Bence aşkı anlamak için doğanın içine bakmalı ne fedakarlıklarla ... ne üretkenliklerle bıkmadan usanmadan mücadelerini örnek almalı insanoğlu...
Ve uğrunda vazgeçebileceğin mutluluğundan düşünmeden feda edebiliyorsan özel olmalı insanoğlu çok özel hissettiklerinle.....
VE
Öyle içimdesin ki ne zaman seni söküp atmaya kalksam kıyamıyorum.Biraz daha kal diyorum verdiğin acıyla...
Öyle içimdesin ki seni ne zaman kağıda dökmeye kalksam düşüncelerim dökülemiyor yazılara... İfadeler yetersiz kelimeler anlamsız kalıyor satırlarımda...

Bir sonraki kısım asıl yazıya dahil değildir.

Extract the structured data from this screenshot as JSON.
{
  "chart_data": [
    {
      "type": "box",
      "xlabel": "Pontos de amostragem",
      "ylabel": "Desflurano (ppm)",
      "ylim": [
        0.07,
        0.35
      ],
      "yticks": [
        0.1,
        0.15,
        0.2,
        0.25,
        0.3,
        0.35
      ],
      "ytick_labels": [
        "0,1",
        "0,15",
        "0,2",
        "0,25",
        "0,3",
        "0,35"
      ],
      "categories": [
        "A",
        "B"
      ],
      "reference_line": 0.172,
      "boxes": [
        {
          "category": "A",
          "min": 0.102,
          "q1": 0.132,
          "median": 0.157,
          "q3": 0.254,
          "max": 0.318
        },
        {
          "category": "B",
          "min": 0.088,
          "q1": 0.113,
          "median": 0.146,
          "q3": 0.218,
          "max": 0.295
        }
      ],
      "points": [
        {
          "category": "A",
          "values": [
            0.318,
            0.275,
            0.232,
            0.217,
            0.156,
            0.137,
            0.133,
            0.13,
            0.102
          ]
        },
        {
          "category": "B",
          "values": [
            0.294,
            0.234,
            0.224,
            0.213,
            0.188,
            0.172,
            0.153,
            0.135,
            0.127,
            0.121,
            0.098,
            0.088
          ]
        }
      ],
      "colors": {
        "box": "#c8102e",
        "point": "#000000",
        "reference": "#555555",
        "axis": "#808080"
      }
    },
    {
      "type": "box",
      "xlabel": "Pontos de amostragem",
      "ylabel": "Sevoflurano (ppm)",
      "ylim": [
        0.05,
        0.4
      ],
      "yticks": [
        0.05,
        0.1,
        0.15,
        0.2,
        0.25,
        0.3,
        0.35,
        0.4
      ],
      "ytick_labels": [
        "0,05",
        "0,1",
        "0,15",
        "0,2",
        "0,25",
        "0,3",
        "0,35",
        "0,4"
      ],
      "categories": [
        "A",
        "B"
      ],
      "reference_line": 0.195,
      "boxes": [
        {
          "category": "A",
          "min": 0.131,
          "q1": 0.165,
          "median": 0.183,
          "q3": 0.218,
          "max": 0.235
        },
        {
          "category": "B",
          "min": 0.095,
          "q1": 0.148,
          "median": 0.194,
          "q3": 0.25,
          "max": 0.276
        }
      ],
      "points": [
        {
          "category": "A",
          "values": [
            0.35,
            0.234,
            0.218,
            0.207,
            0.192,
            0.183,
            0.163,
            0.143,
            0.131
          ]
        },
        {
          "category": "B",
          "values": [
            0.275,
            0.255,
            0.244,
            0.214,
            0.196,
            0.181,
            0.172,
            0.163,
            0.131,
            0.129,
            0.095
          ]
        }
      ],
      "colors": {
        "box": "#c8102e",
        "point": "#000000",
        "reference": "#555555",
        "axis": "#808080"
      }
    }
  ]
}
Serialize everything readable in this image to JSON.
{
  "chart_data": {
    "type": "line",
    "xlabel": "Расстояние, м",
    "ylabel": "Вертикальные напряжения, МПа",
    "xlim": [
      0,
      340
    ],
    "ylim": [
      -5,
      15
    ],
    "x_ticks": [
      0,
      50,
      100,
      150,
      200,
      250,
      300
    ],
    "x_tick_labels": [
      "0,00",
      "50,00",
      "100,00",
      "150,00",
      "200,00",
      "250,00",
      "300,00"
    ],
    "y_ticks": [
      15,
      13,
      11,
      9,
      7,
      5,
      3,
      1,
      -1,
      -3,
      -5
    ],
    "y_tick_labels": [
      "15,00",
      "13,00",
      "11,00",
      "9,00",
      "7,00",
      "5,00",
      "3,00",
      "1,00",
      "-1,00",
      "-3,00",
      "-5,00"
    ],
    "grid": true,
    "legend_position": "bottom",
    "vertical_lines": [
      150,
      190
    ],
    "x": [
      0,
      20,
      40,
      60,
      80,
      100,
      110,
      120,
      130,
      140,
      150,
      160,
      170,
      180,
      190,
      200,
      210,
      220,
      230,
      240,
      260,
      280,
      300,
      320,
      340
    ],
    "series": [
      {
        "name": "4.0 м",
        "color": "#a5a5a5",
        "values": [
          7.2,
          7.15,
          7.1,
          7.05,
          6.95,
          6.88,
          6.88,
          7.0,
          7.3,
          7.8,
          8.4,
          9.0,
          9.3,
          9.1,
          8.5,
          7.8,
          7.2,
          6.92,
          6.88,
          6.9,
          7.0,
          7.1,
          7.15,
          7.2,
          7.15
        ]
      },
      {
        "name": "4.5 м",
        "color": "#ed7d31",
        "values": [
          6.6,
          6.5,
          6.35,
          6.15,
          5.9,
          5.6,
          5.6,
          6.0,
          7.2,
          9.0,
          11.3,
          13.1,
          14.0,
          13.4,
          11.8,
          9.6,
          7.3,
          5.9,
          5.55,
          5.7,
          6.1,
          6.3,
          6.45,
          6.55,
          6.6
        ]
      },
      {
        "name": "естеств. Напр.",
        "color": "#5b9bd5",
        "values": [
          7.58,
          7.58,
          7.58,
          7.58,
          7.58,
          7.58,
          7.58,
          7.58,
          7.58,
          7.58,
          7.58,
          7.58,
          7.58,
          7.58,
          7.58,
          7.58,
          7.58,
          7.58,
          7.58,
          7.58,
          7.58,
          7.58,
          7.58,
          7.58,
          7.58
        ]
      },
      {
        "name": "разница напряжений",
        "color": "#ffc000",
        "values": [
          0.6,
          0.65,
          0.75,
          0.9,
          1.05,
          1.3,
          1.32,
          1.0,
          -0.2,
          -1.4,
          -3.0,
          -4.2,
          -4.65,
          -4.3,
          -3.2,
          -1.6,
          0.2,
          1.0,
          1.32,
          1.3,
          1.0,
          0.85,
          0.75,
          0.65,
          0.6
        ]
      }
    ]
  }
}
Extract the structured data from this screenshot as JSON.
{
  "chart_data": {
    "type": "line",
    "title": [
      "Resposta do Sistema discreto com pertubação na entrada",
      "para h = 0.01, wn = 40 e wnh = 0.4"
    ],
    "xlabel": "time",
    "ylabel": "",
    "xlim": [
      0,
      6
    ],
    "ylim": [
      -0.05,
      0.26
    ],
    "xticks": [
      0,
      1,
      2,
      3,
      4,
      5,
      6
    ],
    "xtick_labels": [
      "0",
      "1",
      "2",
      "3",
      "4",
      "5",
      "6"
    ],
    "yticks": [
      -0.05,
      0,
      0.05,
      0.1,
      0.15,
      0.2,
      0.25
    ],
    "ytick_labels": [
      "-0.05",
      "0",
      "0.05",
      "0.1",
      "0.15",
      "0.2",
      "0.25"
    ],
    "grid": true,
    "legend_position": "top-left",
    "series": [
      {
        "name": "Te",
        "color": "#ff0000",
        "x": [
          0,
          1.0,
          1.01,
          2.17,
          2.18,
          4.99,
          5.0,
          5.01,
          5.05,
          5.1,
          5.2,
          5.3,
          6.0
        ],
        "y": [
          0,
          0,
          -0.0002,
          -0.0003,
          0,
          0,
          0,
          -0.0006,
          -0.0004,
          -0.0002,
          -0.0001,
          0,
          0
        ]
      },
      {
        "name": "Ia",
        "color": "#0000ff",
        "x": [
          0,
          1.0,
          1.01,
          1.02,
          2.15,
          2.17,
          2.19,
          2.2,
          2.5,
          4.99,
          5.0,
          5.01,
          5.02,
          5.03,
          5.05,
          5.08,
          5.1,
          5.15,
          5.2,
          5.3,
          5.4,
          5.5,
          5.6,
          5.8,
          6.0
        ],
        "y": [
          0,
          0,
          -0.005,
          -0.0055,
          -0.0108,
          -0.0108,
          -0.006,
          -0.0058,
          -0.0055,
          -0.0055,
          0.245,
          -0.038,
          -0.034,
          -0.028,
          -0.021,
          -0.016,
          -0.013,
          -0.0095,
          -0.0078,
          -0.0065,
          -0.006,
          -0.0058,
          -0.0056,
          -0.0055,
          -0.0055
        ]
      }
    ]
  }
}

Öyle içimdesin ki öyle derinliklerimde şimdi diyorum artık çıksın su yüzüne çıkaramıyorum...
Öyle içimdesin ki öyle derinde bazen sana ulaşmaya çalışıyorum kendimce ulaşamıyorum... Kaybediyorum seni kendi derinliklerimde..
Aşk bir kumardır derler... Hani kimin kazanacağı, kimin kaybedeceği belli olmayan kuralları olan... Belki de kısa mutluluklara gebe olduğu için...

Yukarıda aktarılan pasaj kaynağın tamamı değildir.